There was nothing in the kitchen to eat, nothing but newspapers. The nearest corner shop had closed down; it wasn’t much more of a walk to the next grocer’s along. No, he’d stop somewhere on route. He looked out of the window and saw a light-blue estate double parked outside, blocking three resident cars. Equipment in the back of the estate, two men and a woman standing on the pavement, supping coffee from take-away beakers.
‘Shit,’ Rebus said, knotting his tie.
Jacketed, he walked outside and into questions. One of the men was hoisting a video camera up to his shoulder.
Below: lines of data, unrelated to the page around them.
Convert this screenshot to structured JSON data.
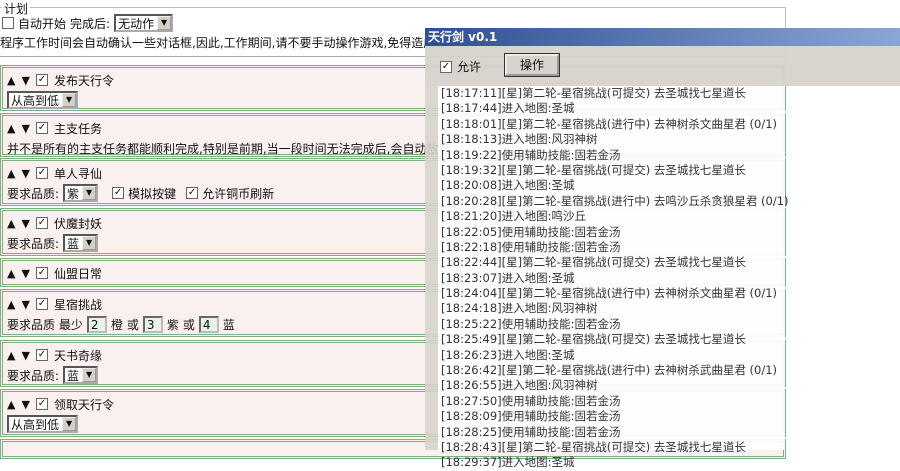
{
  "plan": {
    "legend": "计划",
    "auto_start": "自动开始",
    "after_label": "完成后:",
    "after_value": "无动作",
    "note": "程序工作时间会自动确认一些对话框,因此,工作期间,请不要手动操作游戏,免得造成意"
  },
  "sections": [
    {
      "title": "发布天行令",
      "select": "从高到低"
    },
    {
      "title": "主支任务",
      "note": "并不是所有的主支任务都能顺利完成,特别是前期,当一段时间无法完成后,会自动放弃"
    },
    {
      "title": "单人寻仙",
      "quality_label": "要求品质:",
      "quality": "紫",
      "opt1": "模拟按键",
      "opt2": "允许铜币刷新"
    },
    {
      "title": "伏魔封妖",
      "quality_label": "要求品质:",
      "quality": "蓝"
    },
    {
      "title": "仙盟日常"
    },
    {
      "title": "星宿挑战",
      "label": "要求品质 最少",
      "v1": "2",
      "c1": "橙",
      "or": "或",
      "v2": "3",
      "c2": "紫",
      "v3": "4",
      "c3": "蓝"
    },
    {
      "title": "天书奇缘",
      "quality_label": "要求品质:",
      "quality": "蓝"
    },
    {
      "title": "领取天行令",
      "select": "从高到低"
    }
  ],
  "window": {
    "title": "天行剑 v0.1",
    "allow": "允许",
    "op_button": "操作",
    "log": [
      "[18:17:11][星]第二轮-星宿挑战(可提交) 去圣城找七星道长",
      "[18:17:44]进入地图:圣城",
      "[18:18:01][星]第二轮-星宿挑战(进行中) 去神树杀文曲星君   (0/1)",
      "[18:18:13]进入地图:风羽神树",
      "[18:19:22]使用辅助技能:固若金汤",
      "[18:19:32][星]第二轮-星宿挑战(可提交) 去圣城找七星道长",
      "[18:20:08]进入地图:圣城",
      "[18:20:28][星]第二轮-星宿挑战(进行中) 去鸣沙丘杀贪狼星君   (0/1)",
      "[18:21:20]进入地图:鸣沙丘",
      "[18:22:05]使用辅助技能:固若金汤",
      "[18:22:18]使用辅助技能:固若金汤",
      "[18:22:44][星]第二轮-星宿挑战(可提交) 去圣城找七星道长",
      "[18:23:07]进入地图:圣城",
      "[18:24:04][星]第二轮-星宿挑战(进行中) 去神树杀文曲星君   (0/1)",
      "[18:24:18]进入地图:风羽神树",
      "[18:25:22]使用辅助技能:固若金汤",
      "[18:25:49][星]第二轮-星宿挑战(可提交) 去圣城找七星道长",
      "[18:26:23]进入地图:圣城",
      "[18:26:42][星]第二轮-星宿挑战(进行中) 去神树杀武曲星君   (0/1)",
      "[18:26:55]进入地图:风羽神树",
      "[18:27:50]使用辅助技能:固若金汤",
      "[18:28:09]使用辅助技能:固若金汤",
      "[18:28:25]使用辅助技能:固若金汤",
      "[18:28:43][星]第二轮-星宿挑战(可提交) 去圣城找七星道长",
      "[18:29:37]进入地图:圣城"
    ]
  }
}
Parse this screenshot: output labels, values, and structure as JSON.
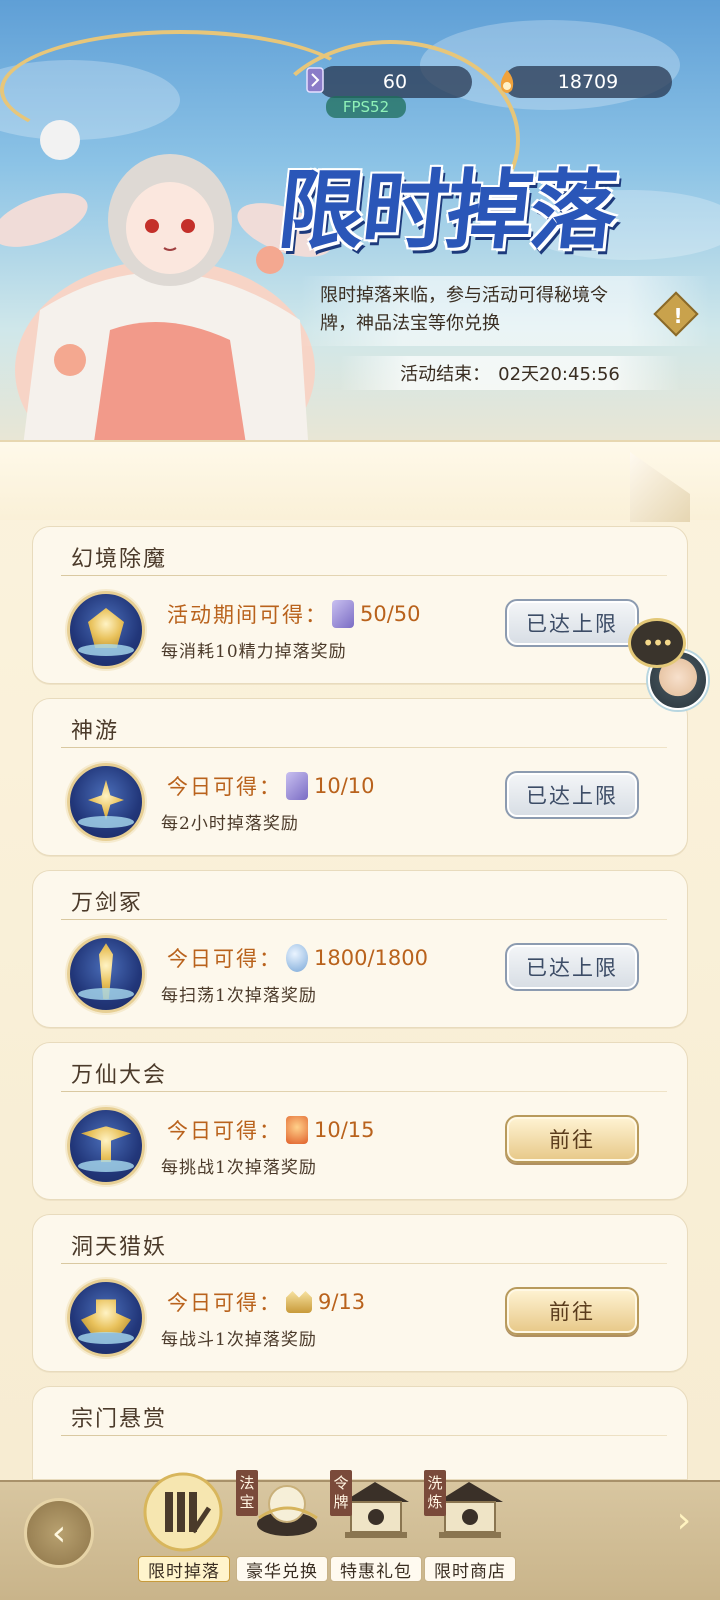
{
  "header": {
    "resources": [
      {
        "icon": "token-icon",
        "value": "60",
        "color": "#8a7cc8"
      },
      {
        "icon": "spirit-flame-icon",
        "value": "18709",
        "color": "#f0a23c"
      }
    ],
    "fps": "FPS52"
  },
  "banner": {
    "title": "限时掉落",
    "description": "限时掉落来临，参与活动可得秘境令牌，神品法宝等你兑换",
    "end_label": "活动结束：",
    "end_value": "02天20:45:56"
  },
  "activities": [
    {
      "title": "幻境除魔",
      "avail_label": "活动期间可得：",
      "item_icon": "secret-token-icon",
      "count": "50/50",
      "sub": "每消耗10精力掉落奖励",
      "button": "已达上限",
      "state": "maxed",
      "icon": "demon-mask-icon"
    },
    {
      "title": "神游",
      "avail_label": "今日可得：",
      "item_icon": "secret-token-icon",
      "count": "10/10",
      "sub": "每2小时掉落奖励",
      "button": "已达上限",
      "state": "maxed",
      "icon": "golden-sun-icon"
    },
    {
      "title": "万剑冢",
      "avail_label": "今日可得：",
      "item_icon": "crystal-egg-icon",
      "count": "1800/1800",
      "sub": "每扫荡1次掉落奖励",
      "button": "已达上限",
      "state": "maxed",
      "icon": "sword-icon"
    },
    {
      "title": "万仙大会",
      "avail_label": "今日可得：",
      "item_icon": "fire-beast-icon",
      "count": "10/15",
      "sub": "每挑战1次掉落奖励",
      "button": "前往",
      "state": "go",
      "icon": "crossed-halberds-icon"
    },
    {
      "title": "洞天猎妖",
      "avail_label": "今日可得：",
      "item_icon": "golden-crown-icon",
      "count": "9/13",
      "sub": "每战斗1次掉落奖励",
      "button": "前往",
      "state": "go",
      "icon": "golden-ship-icon"
    },
    {
      "title": "宗门悬赏"
    }
  ],
  "bottom_nav": [
    {
      "label": "限时掉落",
      "active": true,
      "icon": "talisman-icon"
    },
    {
      "label": "豪华兑换",
      "tag": [
        "法",
        "宝"
      ],
      "icon": "treasure-bowl-icon"
    },
    {
      "label": "特惠礼包",
      "tag": [
        "令",
        "牌"
      ],
      "icon": "pavilion-icon"
    },
    {
      "label": "限时商店",
      "tag": [
        "洗",
        "炼"
      ],
      "icon": "pavilion-icon"
    }
  ],
  "colors": {
    "title_blue": "#2a56b8",
    "accent_orange": "#b9621c",
    "panel_bg": "#fbf3dd"
  }
}
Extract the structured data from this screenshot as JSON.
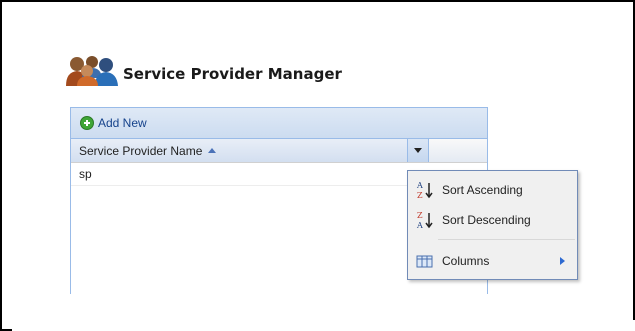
{
  "page": {
    "title": "Service Provider Manager",
    "icon": "users-group-icon"
  },
  "toolbar": {
    "add_label": "Add New",
    "add_icon": "add-circle-icon"
  },
  "grid": {
    "columns": [
      {
        "label": "Service Provider Name",
        "sort": "ascending"
      }
    ],
    "rows": [
      {
        "name": "sp"
      }
    ]
  },
  "column_menu": {
    "items": [
      {
        "label": "Sort Ascending",
        "icon": "sort-ascending-icon"
      },
      {
        "label": "Sort Descending",
        "icon": "sort-descending-icon"
      },
      {
        "label": "Columns",
        "icon": "columns-icon",
        "has_submenu": true
      }
    ]
  },
  "colors": {
    "grid_border": "#99bbe8",
    "toolbar_text": "#15428b",
    "add_icon": "#3fa536",
    "menu_border": "#718bb7"
  }
}
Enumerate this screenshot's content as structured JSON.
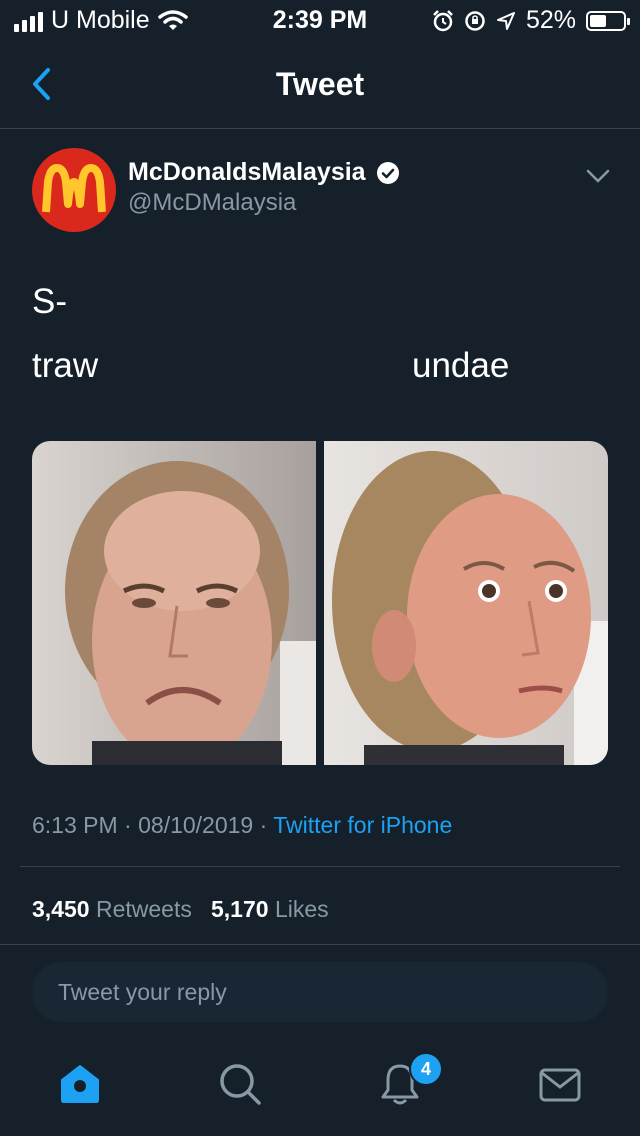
{
  "status_bar": {
    "carrier": "U Mobile",
    "time": "2:39 PM",
    "battery": "52%",
    "battery_level": 0.52
  },
  "header": {
    "title": "Tweet"
  },
  "tweet": {
    "author_name": "McDonaldsMalaysia",
    "author_handle": "@McDMalaysia",
    "verified": true,
    "text_line1": "S-",
    "text_word_left": "traw",
    "text_word_right": "undae",
    "photos": [
      "photo-disgusted-face",
      "photo-curious-face"
    ],
    "time": "6:13 PM",
    "date": "08/10/2019",
    "dot": "·",
    "source": "Twitter for iPhone",
    "retweet_count": "3,450",
    "retweet_label": "Retweets",
    "like_count": "5,170",
    "like_label": "Likes"
  },
  "reply": {
    "placeholder": "Tweet your reply"
  },
  "tabbar": {
    "items": [
      "home-icon",
      "search-icon",
      "notifications-icon",
      "messages-icon"
    ],
    "notifications_badge": "4"
  },
  "colors": {
    "background": "#15202b",
    "accent": "#1da1f2",
    "muted": "#8899a6",
    "divider": "#38444d",
    "mcdonalds_red": "#da291c",
    "mcdonalds_yellow": "#ffc72c"
  }
}
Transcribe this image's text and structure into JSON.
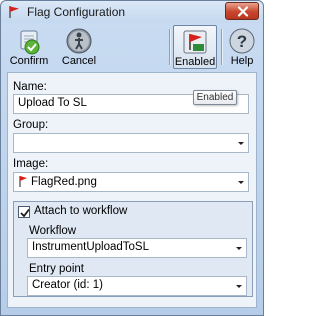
{
  "window": {
    "title": "Flag Configuration"
  },
  "toolbar": {
    "confirm_label": "Confirm",
    "cancel_label": "Cancel",
    "enabled_label": "Enabled",
    "help_label": "Help"
  },
  "form": {
    "name_label": "Name:",
    "name_value": "Upload To SL",
    "enabled_tooltip": "Enabled",
    "group_label": "Group:",
    "group_value": "",
    "image_label": "Image:",
    "image_value": "FlagRed.png",
    "attach_label": "Attach to workflow",
    "attach_checked": true,
    "workflow_label": "Workflow",
    "workflow_value": "InstrumentUploadToSL",
    "entry_label": "Entry point",
    "entry_value": "Creator (id: 1)"
  },
  "colors": {
    "window_bg": "#b6cde9",
    "panel_bg": "#eef3f9",
    "close_button": "#c8462c",
    "confirm_icon": "#5bb33a",
    "flag_red": "#d6201a"
  },
  "icons": {
    "app": "flag-icon",
    "close": "close-icon",
    "confirm": "confirm-icon",
    "cancel": "cancel-icon",
    "enabled": "enabled-icon",
    "help": "help-icon",
    "image_flag": "red-flag-icon"
  }
}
The other man was speaking.
‘Inspector, could we have a word? Redgauntlet Television, The Justice Programme.’ Rebus knew him: Eamonn Breen. The woman was Kayleigh Burgess, the show’s producer. Breen was writer/presenter, loved himself, RPIA: Royal Pain in Arse.
‘The Spaven case, Inspector. A few minutes of your time, that’s all we need really, help everybody get to the bottom —’
‘I’m already there.’ Rebus saw the camera wasn’t ready yet. He turned quickly, his nose almost touching the reporter’s. He thought of Mental Minto breathing the word ‘harassment’, not knowing what harassment was, not the way Rebus had grown to know.
‘You’ll think you’re in childbirth,’ he said.
Breen blinked. ‘Sorry?’
‘When the surgeons are taking that camera out of your arse.’ Rebus tore a parking ticket from his windscreen, unlocked the car, and got in. The video camera was finally up and running, but all it got was a shot of a battered Saab 900 reversing at speed from the scene.
Rebus had a morning meeting with his boss, Chief Inspector Jim MacAskill. The boss’s office looked as chaotic as any other part of the station: packing cases still waiting to be filled and labelled, half-empty shelves, ancient green filing cabinets with their drawers open, displaying acre upon acre of paperwork, all of which would have to be shipped out in some semblance of order.